明日が締め切りの5首を推敲する

 朝から雨が降る土曜日。

 きれいな青葉に雨粒が落ちるを眺めていると妙な気分になった。今までのことがすべて流されるような、逆に今までのことがすべて甦るような・・・・・こころのなかをシャフルされるような。

 週末から月曜くらいまでの食料を近所の店で買った。肉屋さんと、土曜日だけ魚を売る八百屋さんをよく利用する。

 昨日、塩尻市で開かれる短歌大会のために選んだ5首を今日は差し替えたり、推敲したりした。なかなか決まらない。

 入賞するかどうかよりも、今の時点でわたしのベストを作品として送りたいと思うから、時間をかけて選び、推敲をする。

 今日の朝日新聞を読んでいて、堀辰雄の小説『風立ちぬ』が紹介されていて急に読みたくなった。昔読んだ文庫が本棚にあるかもしれない、と思って探すがなくて、代わりに稲垣足穂の小説『彼等They』を見つけた。

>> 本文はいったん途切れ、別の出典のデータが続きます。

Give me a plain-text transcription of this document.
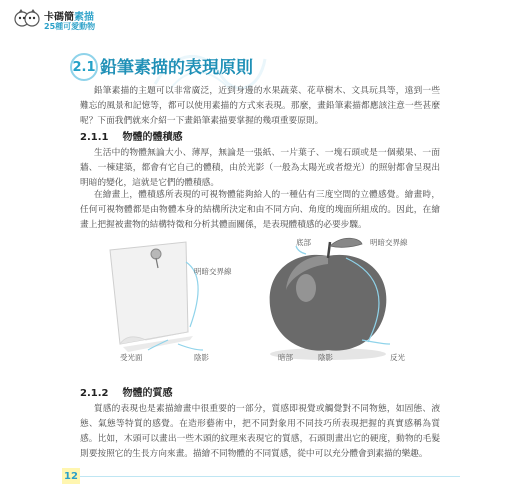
卡碼簡素描
25種可愛動物
2.1 鉛筆素描的表現原則
鉛筆素描的主題可以非常廣泛，近到身邊的水果蔬菜、花草樹木、文具玩具等，遠到一些難忘的風景和記憶等，都可以使用素描的方式來表現。那麼，畫鉛筆素描都應該注意一些甚麼呢？下面我們就來介紹一下畫鉛筆素描要掌握的幾項重要原則。
2.1.1 物體的體積感
生活中的物體無論大小、薄厚，無論是一張紙、一片葉子、一塊石頭或是一個蘋果、一面牆、一棟建築，都會有它自己的體積，由於光影（一般為太陽光或者燈光）的照射都會呈現出明暗的變化，這就是它們的體積感。
在繪畫上，體積感所表現的可視物體能夠給人的一種佔有三度空間的立體感覺。繪畫時，任何可視物體都是由物體本身的結構所決定和由不同方向、角度的塊面所組成的。因此，在繪畫上把握被畫物的結構特徵和分析其體面關係，是表現體積感的必要步驟。
明暗交界線
受光面	陰影
底部	明暗交界線
暗部	陰影	反光
2.1.2 物體的質感
質感的表現也是素描繪畫中很重要的一部分，質感即視覺或觸覺對不同物態，如固態、液態、氣態等特質的感覺。在造形藝術中，把不同對象用不同技巧所表現把握的真實感稱為質感。比如，木頭可以畫出一些木頭的紋理來表現它的質感，石頭則畫出它的硬度，動物的毛髮則要按照它的生長方向來畫。描繪不同物體的不同質感，從中可以充分體會到素描的樂趣。
12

 1991年発行された初版の文庫本だ。そのなかの「莵」と「蜩」という短編を読んだ。

「莵」は堀辰雄の小説と偶然同じ、肺病を患った少女が登場する。最初に発表されたときは「石榴の家」という題名だった。作者(と思われる人物)が住む家の2階から眺められる昔石榴の木があった家の2階に高校生(だと思う)の少女が病気療養を終えて引っ越してくる。

 2人は恋仲になり、毎夜通うようになる。数学や幾何学、物理学を愛する少女は肺病を患っていて吐血をしてから1年と少しでこの世を去る。

 この短編の魅力はストーリーにあるのではなく、その語り口にある。30年ぶりに読んでまた感動を新たにした。